51 of 59 people found the following review helpful:
1.0 out of 5 stars
Difficult read,
By
This review is from: Great House (Paperback)
This is one of those books which I think you'll either love or hate. Unfortunately for me, I found this to be one of the most depressing books I have ever read and one which I really struggled to finish, (but ultimately did so after a long, hard slog).Linked by a mysterious desk, several characters describe their completely soul destroying lives in endless dark description. This is truly a book which emphasises the black, emptiness of depression and loss and one which I found very difficult to read. I couldn't relate to the characters, became disinterested and therefore found the descriptive prose akin to wading through treacle. Whilst the characters revealed more of their secrets as the book progressed, I found myself caring less and less about what happened to them. Make no mistake, this book is extremely well written and the descriptive prose is some of the very best I have read; but if the subject matter doesn't grab you from the off (as it didn't with me), then the book becomes difficult, repetitive and tiresome. This is a modern fictional novel which may possibly polarise opinion. The author's power to describe and set a scene is excellent, but the book is so slow, fragmented and shrouded with depression that it makes this comparatively small book appear to be so much longer than it actually is. Have a look at the book's synopsis and some of the other reviews before you make a decision to buy or not. I didn't enjoy it, but others have done and will continue to do so. Just be wary, this is not a light hearted read!
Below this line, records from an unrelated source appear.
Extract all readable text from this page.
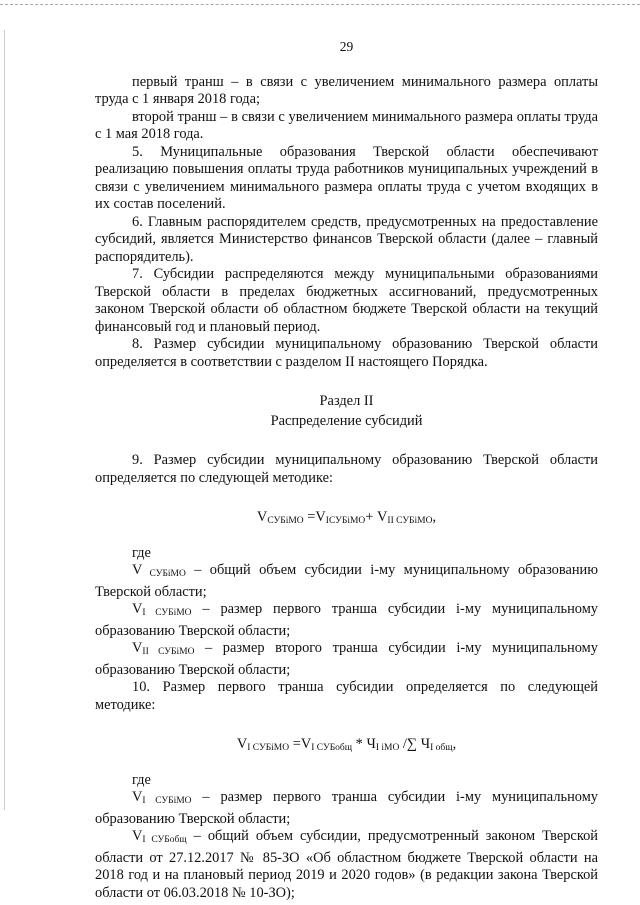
29

первый транш – в связи с увеличением минимального размера оплаты труда с 1 января 2018 года;

второй транш – в связи с увеличением минимального размера оплаты труда с 1 мая 2018 года.

5. Муниципальные образования Тверской области обеспечивают реализацию повышения оплаты труда работников муниципальных учреждений в связи с увеличением минимального размера оплаты труда с учетом входящих в их состав поселений.

6. Главным распорядителем средств, предусмотренных на предоставление субсидий, является Министерство финансов Тверской области (далее – главный распорядитель).

7. Субсидии распределяются между муниципальными образованиями Тверской области в пределах бюджетных ассигнований, предусмотренных законом Тверской области об областном бюджете Тверской области на текущий финансовый год и плановый период.

8. Размер субсидии муниципальному образованию Тверской области определяется в соответствии с разделом II настоящего Порядка.

Раздел II

Распределение субсидий

9. Размер субсидии муниципальному образованию Тверской области определяется по следующей методике:

$V_{СУБiМО} =V_{IСУБiМО}+ V_{II СУБiМО}$,

где

V $_{СУБiМО}$ – общий объем субсидии i-му муниципальному образованию Тверской области;

$V_{I СУБiМО}$ – размер первого транша субсидии i-му муниципальному образованию Тверской области;

$V_{II СУБiМО}$ – размер второго транша субсидии i-му муниципальному образованию Тверской области;

10. Размер первого транша субсидии определяется по следующей методике:

$V_{I СУБiМО} =V_{I СУБобщ} * Ч_{I iМО}$ /∑ $Ч_{I общ}$,

где

$V_{I СУБiМО}$ – размер первого транша субсидии i-му муниципальному образованию Тверской области;

$V_{I СУБобщ}$ – общий объем субсидии, предусмотренный законом Тверской области от 27.12.2017 № 85-ЗО «Об областном бюджете Тверской области на 2018 год и на плановый период 2019 и 2020 годов» (в редакции закона Тверской области от 06.03.2018 № 10-ЗО);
2 of 2 people found the following review helpful:
1.0 out of 5 stars
Lazy writing, relentlessly humourless,
By
This review is from: Great House (Paperback)
Despite it's undoubtedly beautiful prose this is a lazy book, told in a number of almost identical voices and set in a number of parts of the works that the author has visited, though God knows I'd be amazed if she had ever been to Liverpool.I realise that authors write what they know but New York, Jerusalem, London and Oxford are the well trodden settings for this book. Nearly everyone seems to be a writer. Has the author no imagination? Can she not try to write about other people, other places? And as for Liverpool. If you ever visit the Anfield area of the city and find someone like the character portrayed in this book who speaks as if she has just finished her masters degree in comparative english literature and social psychology, I suggest you too have ventured into a neverland. I don't think Nicole Krauss can imagine how the other 99% live and talk. Two things in particular are lacking. The relentless highbrow references get rather wearying and whilst I don't expect everyone to be name checking the X Factor or tabloid newspapers throughout, there is not a single reference to popular culture in the entire book. The Ayatollah Khomeni in Iran once notoriously said that " there are no jokes in Islam", this book suggests that there are none in Judaism either, which Larry, Bette, Joan and I know to be untrue. Shakespeare managed humour. Why doesn't Nicole have a try? Come on Nicole - let your hair down a bit. Live a little and laugh a bit more. The human condition is not as bleak as you seem to think it is and it can be examined in other more entertaining and well-rounded ways.